Notes as of Chapter Six:
This is interesting and rather melancholy. The English title suggests something much more crude and creepy than the actual contents, though a certain creepiness is definitely present.
The most disturbing element, of course, is that both Riona and her father "use" the robot Forti in the same way (perhaps for similar reasons). While this casts a rather sickly pall over the first chapter, it's hardly mentioned thereafter. In fact, daddy doesn't appear in chapters 2-6, allowing the relationship between Riona's and Forti to develop in comfortable isolation.
The parallel progress of Riona's relationship with Karin is, to me, the most interesting and affecting part of these early chapters. I like the willingness to work in shades of grey, and having been through something similar in my own youth, the characters' feelings and behavior really hit home. I'm curious to see where things go next.

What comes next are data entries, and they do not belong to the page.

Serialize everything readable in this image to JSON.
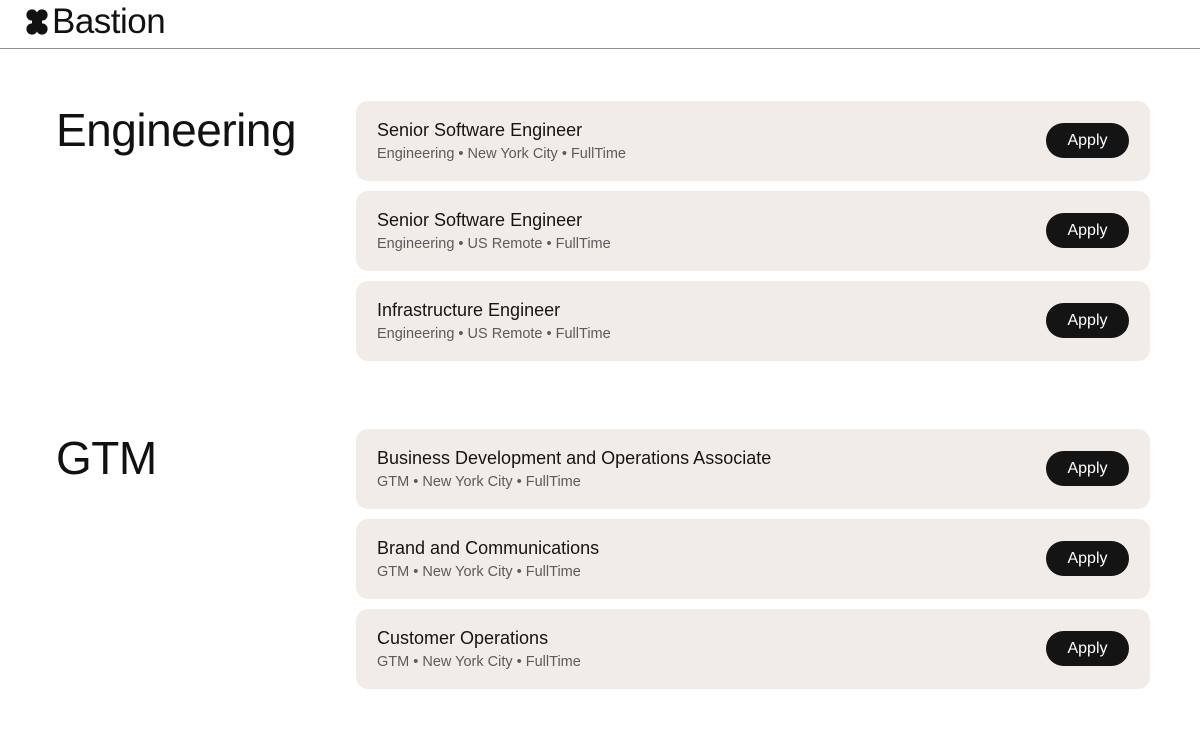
{
  "header": {
    "brand_name": "Bastion",
    "logo_icon": "four-petal-logo-icon"
  },
  "sections": [
    {
      "title": "Engineering",
      "jobs": [
        {
          "title": "Senior Software Engineer",
          "department": "Engineering",
          "location": "New York City",
          "type": "FullTime",
          "apply_label": "Apply"
        },
        {
          "title": "Senior Software Engineer",
          "department": "Engineering",
          "location": "US Remote",
          "type": "FullTime",
          "apply_label": "Apply"
        },
        {
          "title": "Infrastructure Engineer",
          "department": "Engineering",
          "location": "US Remote",
          "type": "FullTime",
          "apply_label": "Apply"
        }
      ]
    },
    {
      "title": "GTM",
      "jobs": [
        {
          "title": "Business Development and Operations Associate",
          "department": "GTM",
          "location": "New York City",
          "type": "FullTime",
          "apply_label": "Apply"
        },
        {
          "title": "Brand and Communications",
          "department": "GTM",
          "location": "New York City",
          "type": "FullTime",
          "apply_label": "Apply"
        },
        {
          "title": "Customer Operations",
          "department": "GTM",
          "location": "New York City",
          "type": "FullTime",
          "apply_label": "Apply"
        }
      ]
    }
  ],
  "meta_separator": " • ",
  "colors": {
    "card_background": "#f2ece9",
    "button_background": "#141414",
    "button_text": "#ffffff",
    "meta_text": "#5b5b5b"
  }
}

As an aside, Manga about sexy robot girl characters typically grant them more individual personality and emotional depth than they supposedly should possess, often because the robot in question is a prototype model, a one-off variant, or otherwise unique.

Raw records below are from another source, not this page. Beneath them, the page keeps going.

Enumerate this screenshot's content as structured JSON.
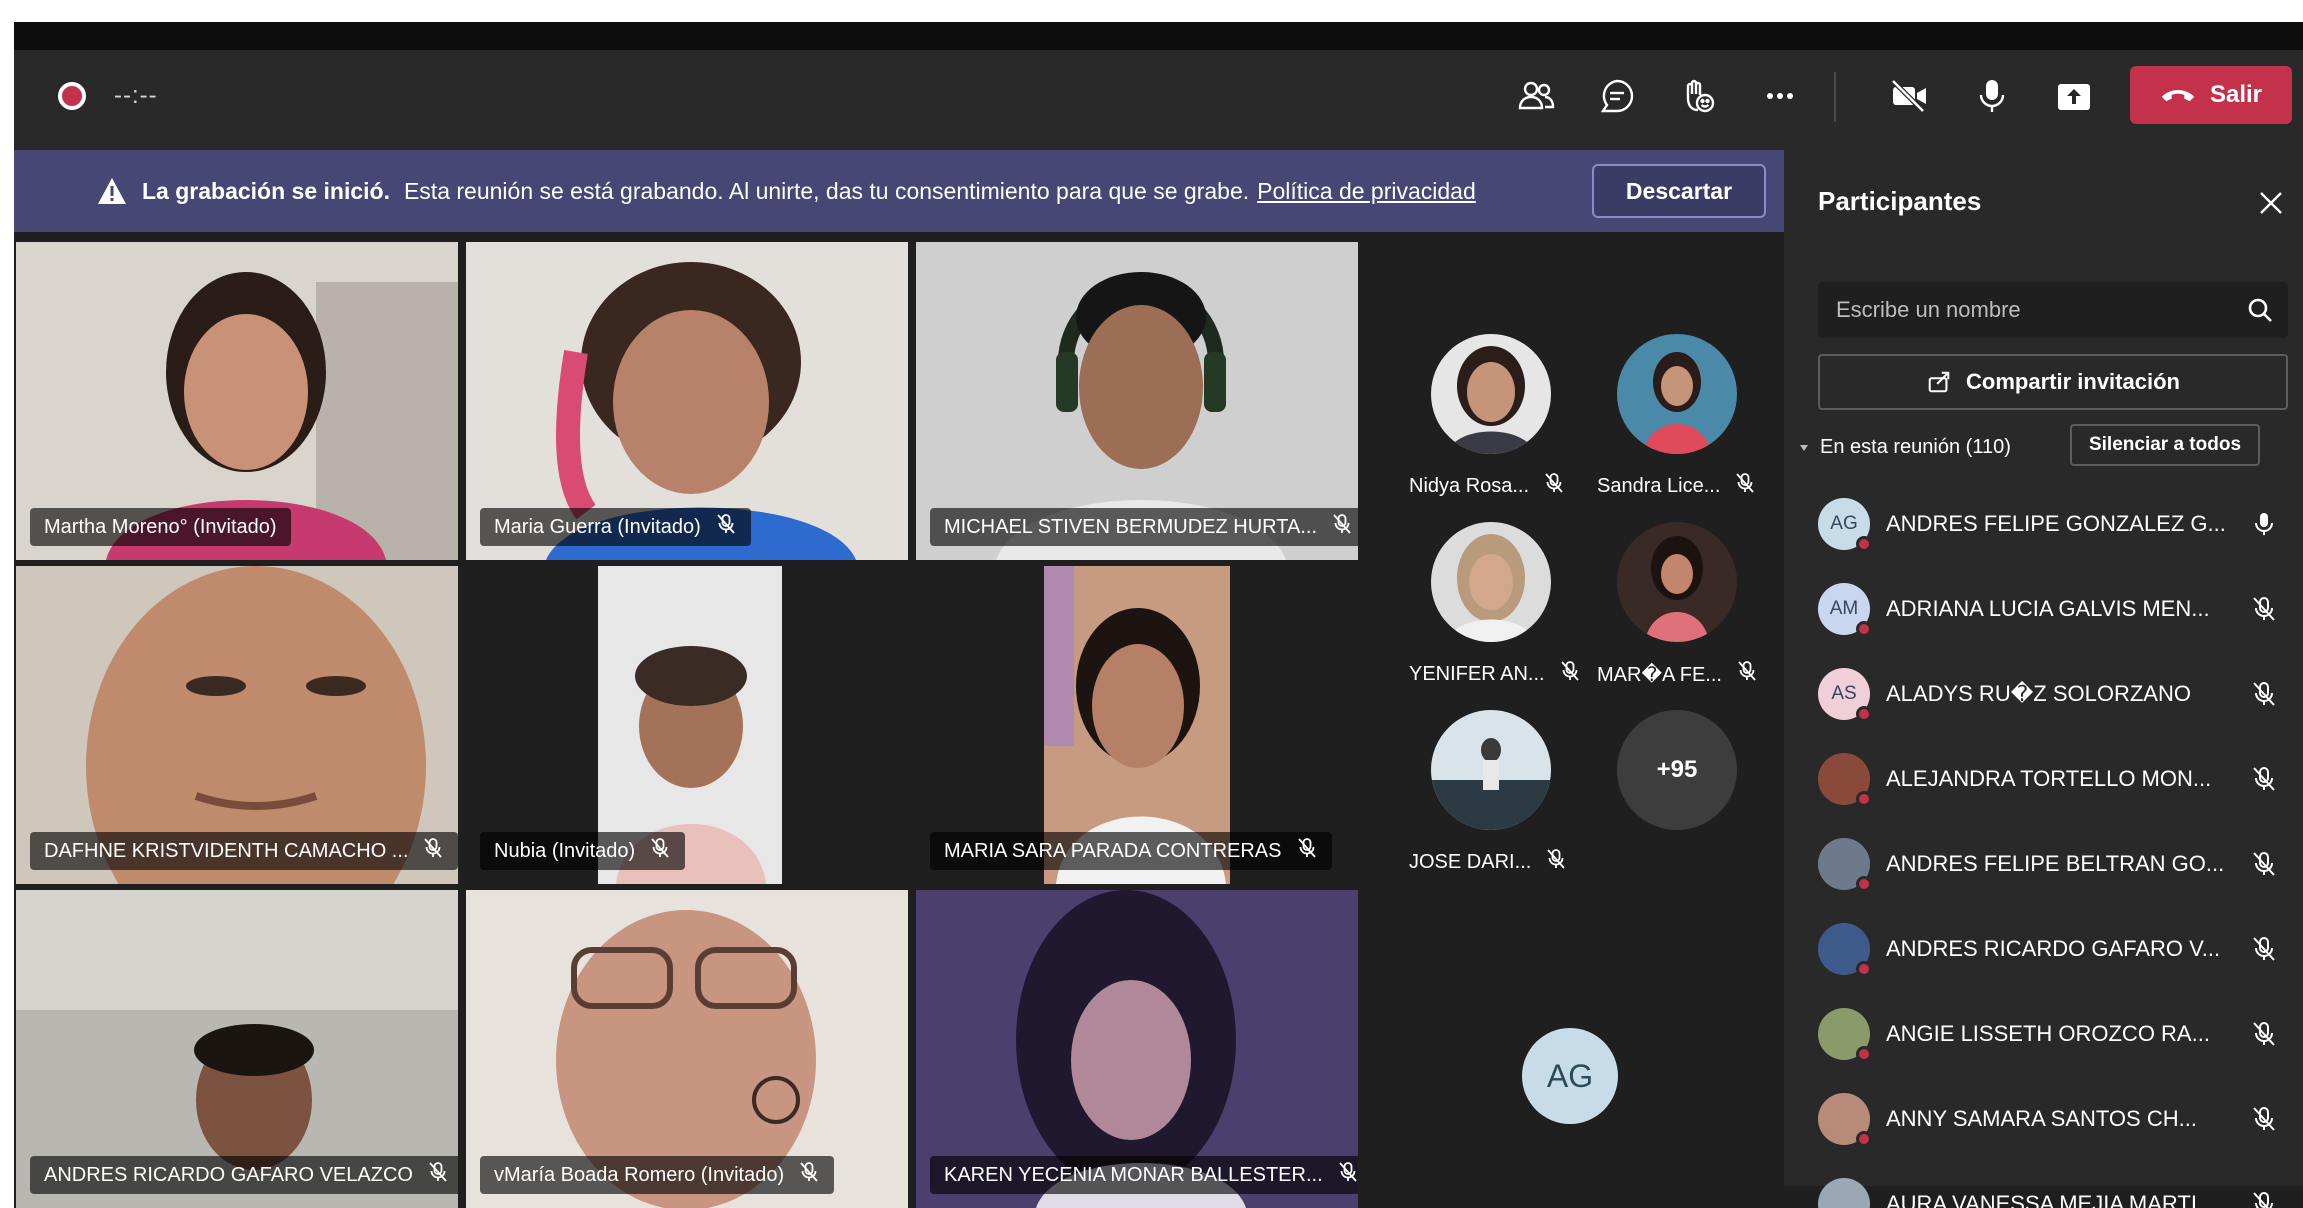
{
  "toolbar": {
    "timer": "--:--",
    "leave_label": "Salir"
  },
  "banner": {
    "title": "La grabación se inició.",
    "text": "Esta reunión se está grabando. Al unirte, das tu consentimiento para que se grabe.",
    "link": "Política de privacidad",
    "dismiss": "Descartar"
  },
  "tiles": [
    {
      "name": "Martha Moreno° (Invitado)",
      "muted": false
    },
    {
      "name": "Maria Guerra (Invitado)",
      "muted": true
    },
    {
      "name": "MICHAEL STIVEN BERMUDEZ HURTA...",
      "muted": true
    },
    {
      "name": "DAFHNE KRISTVIDENTH CAMACHO ...",
      "muted": true
    },
    {
      "name": "Nubia (Invitado)",
      "muted": true
    },
    {
      "name": "MARIA SARA PARADA CONTRERAS",
      "muted": true
    },
    {
      "name": "ANDRES RICARDO GAFARO VELAZCO",
      "muted": true
    },
    {
      "name": "vMaría Boada Romero (Invitado)",
      "muted": true
    },
    {
      "name": "KAREN YECENIA MONAR BALLESTER...",
      "muted": true
    }
  ],
  "avatars": [
    {
      "name": "Nidya Rosa..."
    },
    {
      "name": "Sandra Lice..."
    },
    {
      "name": "YENIFER AN..."
    },
    {
      "name": "MAR�A FE..."
    },
    {
      "name": "JOSE DARI..."
    }
  ],
  "more_count": "+95",
  "big_initials": "AG",
  "panel": {
    "title": "Participantes",
    "search_placeholder": "Escribe un nombre",
    "share": "Compartir invitación",
    "section": "En esta reunión (110)",
    "mute_all": "Silenciar a todos",
    "participants": [
      {
        "initials": "AG",
        "name": "ANDRES FELIPE GONZALEZ G...",
        "muted": false,
        "color": "#c7dce8"
      },
      {
        "initials": "AM",
        "name": "ADRIANA LUCIA GALVIS MEN...",
        "muted": true,
        "color": "#c9d6f0"
      },
      {
        "initials": "AS",
        "name": "ALADYS RU�Z SOLORZANO",
        "muted": true,
        "color": "#f1cfd8"
      },
      {
        "initials": "",
        "name": "ALEJANDRA TORTELLO MON...",
        "muted": true,
        "color": "#8a4a3a"
      },
      {
        "initials": "",
        "name": "ANDRES FELIPE BELTRAN GO...",
        "muted": true,
        "color": "#6d7a8c"
      },
      {
        "initials": "",
        "name": "ANDRES RICARDO GAFARO V...",
        "muted": true,
        "color": "#3e5a8a"
      },
      {
        "initials": "",
        "name": "ANGIE LISSETH OROZCO RA...",
        "muted": true,
        "color": "#8a9a6a"
      },
      {
        "initials": "",
        "name": "ANNY SAMARA SANTOS CH...",
        "muted": true,
        "color": "#b78a7a"
      },
      {
        "initials": "",
        "name": "AURA VANESSA MEJIA MARTI...",
        "muted": true,
        "color": "#9aa7b5"
      }
    ]
  },
  "colors": {
    "accent": "#7f85f5",
    "leave": "#c4314b",
    "banner": "#464775"
  }
}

Daddy's Dolls seems to be following this pattern, though it's too early to say for certain. While she claims to be incapable of human-like feeling, the depth and complexity Forti's emotional awareness is obvious, as is her compassion. And it has already been suggested several times in various ways that she's not like others of her kind.
Giving Forti human qualities diminishes the sad creepiness of the soulless woman-object used by wounded people for sexual gratification and as an emotional crutch, but it amplifies the ick creepiness of the docile female slave who provides these services on demand. That tension is pretty much the robo-gal trope in a nutshell. It's always kind of gross, though it can be handled well.